I like solid. I have had exceptionally good results with stranded too. I can grain orient the solid and hear the direction so I use it.

The question is, what are you trying to shield against.
Steel shield at lower frequency. Its good for say line voltages.
Aluminum shields better for RF frequency.
Both of these are not really good shields. Again, copper is king. Copper is an excellent shield.
But then again, are we talking a braid or a foil, and how thick are the walls.

Then the question is, did the noise already get in through the utility????? So what is that shield doing.
How do you get rid of the noise on the shield.

Lets say I put a whole house transformer in the basement below your listening room, how much RF gets back in through the 10 to 40 feet from the transformer to the duplex. How much got in through the power cables and interconnect. How much got in through the actual equipment itself.
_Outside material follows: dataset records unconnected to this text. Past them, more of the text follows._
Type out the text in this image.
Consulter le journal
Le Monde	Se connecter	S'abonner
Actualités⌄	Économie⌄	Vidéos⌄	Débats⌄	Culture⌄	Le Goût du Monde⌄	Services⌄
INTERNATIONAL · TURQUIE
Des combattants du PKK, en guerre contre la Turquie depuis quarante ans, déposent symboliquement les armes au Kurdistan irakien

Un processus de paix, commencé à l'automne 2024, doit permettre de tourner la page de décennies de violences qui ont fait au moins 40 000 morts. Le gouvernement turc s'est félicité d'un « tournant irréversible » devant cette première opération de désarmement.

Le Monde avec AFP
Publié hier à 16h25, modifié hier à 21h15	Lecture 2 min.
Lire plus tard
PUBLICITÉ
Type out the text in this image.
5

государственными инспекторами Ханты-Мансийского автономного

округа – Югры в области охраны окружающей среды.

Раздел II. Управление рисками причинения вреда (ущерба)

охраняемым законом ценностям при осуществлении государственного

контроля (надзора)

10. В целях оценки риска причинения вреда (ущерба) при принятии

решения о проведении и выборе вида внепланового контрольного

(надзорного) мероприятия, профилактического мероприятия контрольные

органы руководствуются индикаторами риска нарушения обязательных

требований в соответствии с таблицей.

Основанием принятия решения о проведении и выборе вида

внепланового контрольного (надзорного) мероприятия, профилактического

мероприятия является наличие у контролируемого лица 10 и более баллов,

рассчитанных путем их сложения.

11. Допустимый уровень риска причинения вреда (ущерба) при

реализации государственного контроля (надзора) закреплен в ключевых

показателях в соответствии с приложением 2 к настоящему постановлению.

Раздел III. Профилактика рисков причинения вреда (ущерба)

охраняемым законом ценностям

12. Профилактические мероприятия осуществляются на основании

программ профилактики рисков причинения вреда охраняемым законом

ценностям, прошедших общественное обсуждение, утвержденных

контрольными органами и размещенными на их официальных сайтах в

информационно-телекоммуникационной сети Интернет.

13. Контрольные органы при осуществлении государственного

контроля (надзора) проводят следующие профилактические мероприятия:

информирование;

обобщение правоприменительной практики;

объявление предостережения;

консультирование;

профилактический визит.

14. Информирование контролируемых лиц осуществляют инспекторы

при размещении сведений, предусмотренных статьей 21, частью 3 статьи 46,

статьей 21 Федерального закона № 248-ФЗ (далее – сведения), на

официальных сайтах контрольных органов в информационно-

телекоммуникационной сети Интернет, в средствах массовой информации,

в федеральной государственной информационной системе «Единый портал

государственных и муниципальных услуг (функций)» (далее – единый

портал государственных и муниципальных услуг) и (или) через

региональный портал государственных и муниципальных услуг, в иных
I know a guy who had a phono cartridge that was coupling with RF. I have another friend with a phono preamp that when used plays radio stations for him. I had a tube preamp that did the same thing. The thing about noise it that it does not attaches itself to everything in equal measure. Where and to what degree it enters, and the damage it does is not something I think anyone can measure. The variables are too great.

Here is a shielding story. I got the idea wires in close proximity in my panel were injecting noise into my critical audio power. I sleeved a critical bonding jumper that manages all my audio neutrals and grounds in an piece of aluminum MC jacket. I pulled the conductors out of the MC and sleeved my bond wire into. I wrapped the case in a bare silver wire and bonded it to my primary ground stud. What a failure that was. That shield shut down all life in my audio. 28" or so of shield on the primary neutral/ground and I ruined my audio. As soon as I pulled the shield off and left the wire packed in amoungst the other conductors in the panel, my audio jumped back to normal performance. That is part of why I have never pursued MC cable as a branch run in my audio systems.